In a statement, John Foster, director of policy for the Confederation of British Industry, said: “This breakthrough in the EU-UK adequacy decision will be welcomed by businesses across the country. The free flow of data is the bedrock of the modern economy and essential for firms across all sectors– from automotive to logistics -- playing an important role in everyday trade of goods and services. This positive step will help us move forward as we develop a new trading relationship with the EU.”
In another supporting statement, Julian David, CEO of techUK, added: “Securing an EU-UK adequacy decision has been a top priority for techUK and the wider tech industry since the day after the 2016 referendum. The decision that the UK’s data protection regime offers an equivalent level of protection to the EU GDPR is a vote of confidence in the UK’s high data protection standards and is of vital importance to UK-EU trade as the free flow of data is essential to all business sectors.

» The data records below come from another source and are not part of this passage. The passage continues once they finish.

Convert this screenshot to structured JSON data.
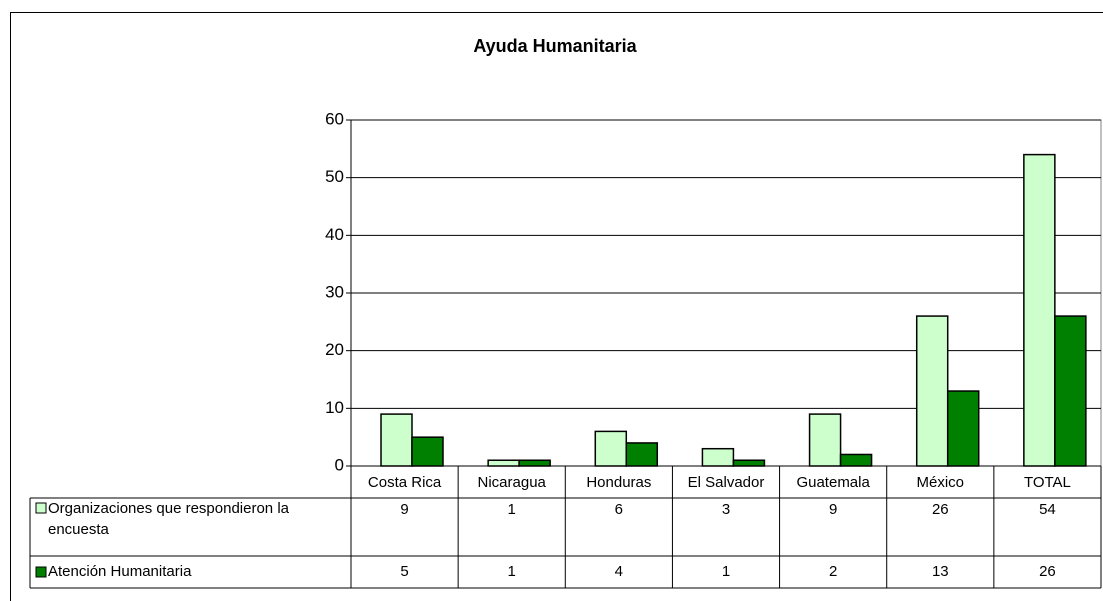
{
  "chart_data": {
    "type": "bar",
    "title": "Ayuda Humanitaria",
    "categories": [
      "Costa Rica",
      "Nicaragua",
      "Honduras",
      "El Salvador",
      "Guatemala",
      "México",
      "TOTAL"
    ],
    "series": [
      {
        "name": "Organizaciones que respondieron la encuesta",
        "color": "#ccffcc",
        "values": [
          9,
          1,
          6,
          3,
          9,
          26,
          54
        ]
      },
      {
        "name": "Atención Humanitaria",
        "color": "#008000",
        "values": [
          5,
          1,
          4,
          1,
          2,
          13,
          26
        ]
      }
    ],
    "ylim": [
      0,
      60
    ],
    "yticks": [
      0,
      10,
      20,
      30,
      40,
      50,
      60
    ],
    "grid": true
  }
}
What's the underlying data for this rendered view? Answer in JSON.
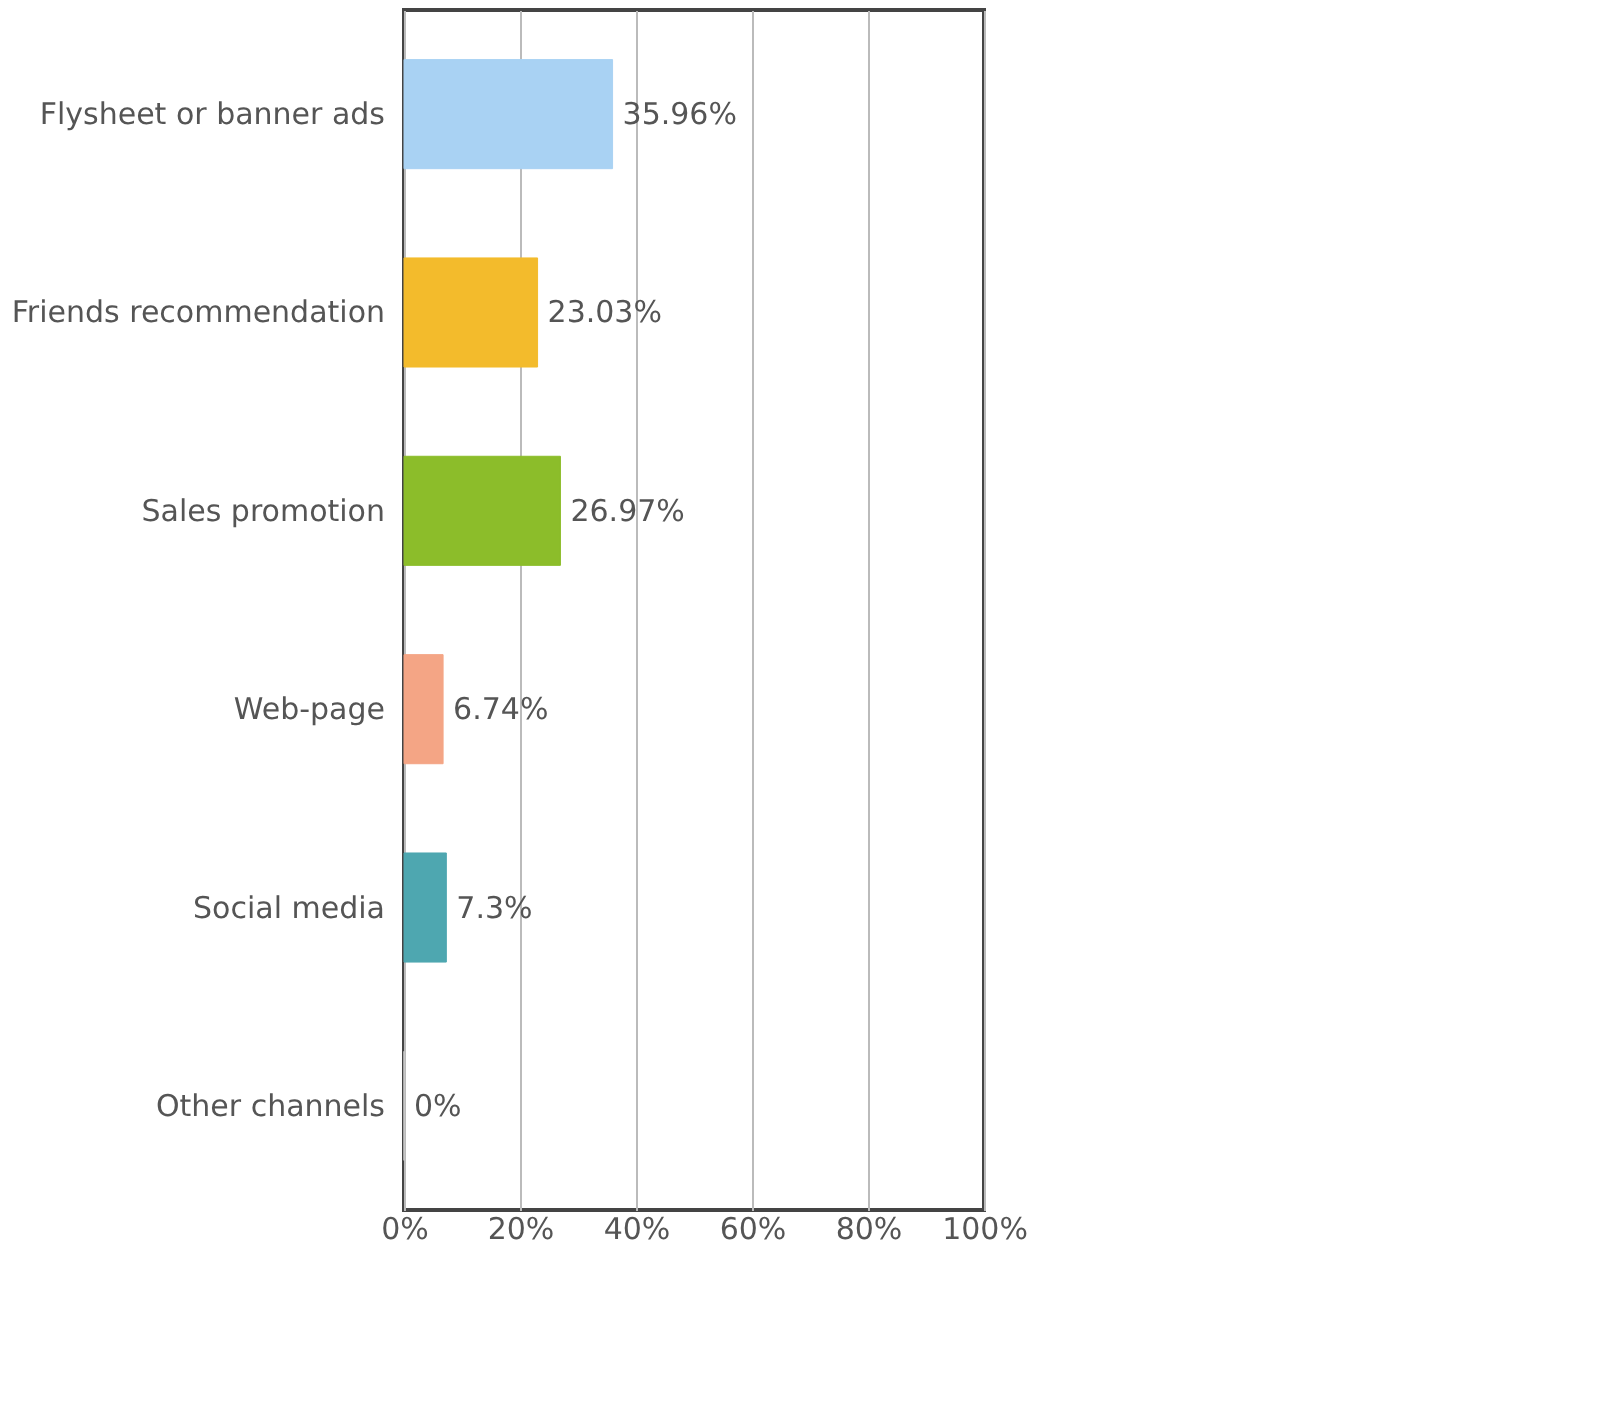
{
  "chart_data": {
    "type": "bar",
    "orientation": "horizontal",
    "categories": [
      "Flysheet or banner ads",
      "Friends recommendation",
      "Sales promotion",
      "Web-page",
      "Social media",
      "Other channels"
    ],
    "values": [
      35.96,
      23.03,
      26.97,
      6.74,
      7.3,
      0
    ],
    "value_labels": [
      "35.96%",
      "23.03%",
      "26.97%",
      "6.74%",
      "7.3%",
      "0%"
    ],
    "colors": [
      "#a9d2f3",
      "#f3bb2c",
      "#8cbd2a",
      "#f4a585",
      "#4ea7b0",
      "#cccccc"
    ],
    "xlim": [
      0,
      100
    ],
    "xticks": [
      {
        "value": 0,
        "label": "0%"
      },
      {
        "value": 20,
        "label": "20%"
      },
      {
        "value": 40,
        "label": "40%"
      },
      {
        "value": 60,
        "label": "60%"
      },
      {
        "value": 80,
        "label": "80%"
      },
      {
        "value": 100,
        "label": "100%"
      }
    ],
    "grid": "x"
  }
}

“The data adequacy decision also provides a basis for the UK and EU to work together on global routes for the free flow of data with trust, building on the G7 Digital and Technology declaration and possibly unlocking €2TR of growth. The UK must also now move to complete the development of its own international data transfer regime in order to allow companies in the UK not just to exchange data with the EU but also to be able to access opportunities across the world.”
The Commission has actually adopted two U.K. adequacy decisions today -- one under the General Data Protection Regulation (GDPR) and another for the Law Enforcement Directive.
Discussing key elements in its decision to grant the U.K. adequacy, EU lawmakers highlighted the fact the U.K.'s (current) system is based upon transposed European rules; that access to personal data by public authorities in the U.K. (such as for national security reasons) is done under a framework that has what it dubbed as "strong safeguards" (such as intercepts being subject to prior authorisation by an independent judicial body; measures needing to be necessary and proportionate; and redress mechanisms for those who believe they are subject to unlawful surveillance).
The Commission also noted that the U.K. is subject to the jurisdiction of the European Court of Human Rights; must adhere to the European Convention of Human Rights; and the Council of Europe Convention for the Protection of Individuals with regard to Automatic Processing of Personal Data -- aka "the only binding international treaty in the area of data protection".
"These international commitments are an essential element of the legal framework assessed in the two adequacy decisions," the Commission notes.
Data transfers for the purposes of U.K. immigration control have been excluded from the scope of the adequacy decision adopted under the GDPR -- with the Commission saying that's "in order to reflect a recent judgment of the England and Wales Court of Appeal on the validity and interpretation of certain restrictions of data protection rights in this area".
"The Commission will reassess the need for this exclusion once the situation has been remedied under UK law," it added.
So, again, there's another caveat right there.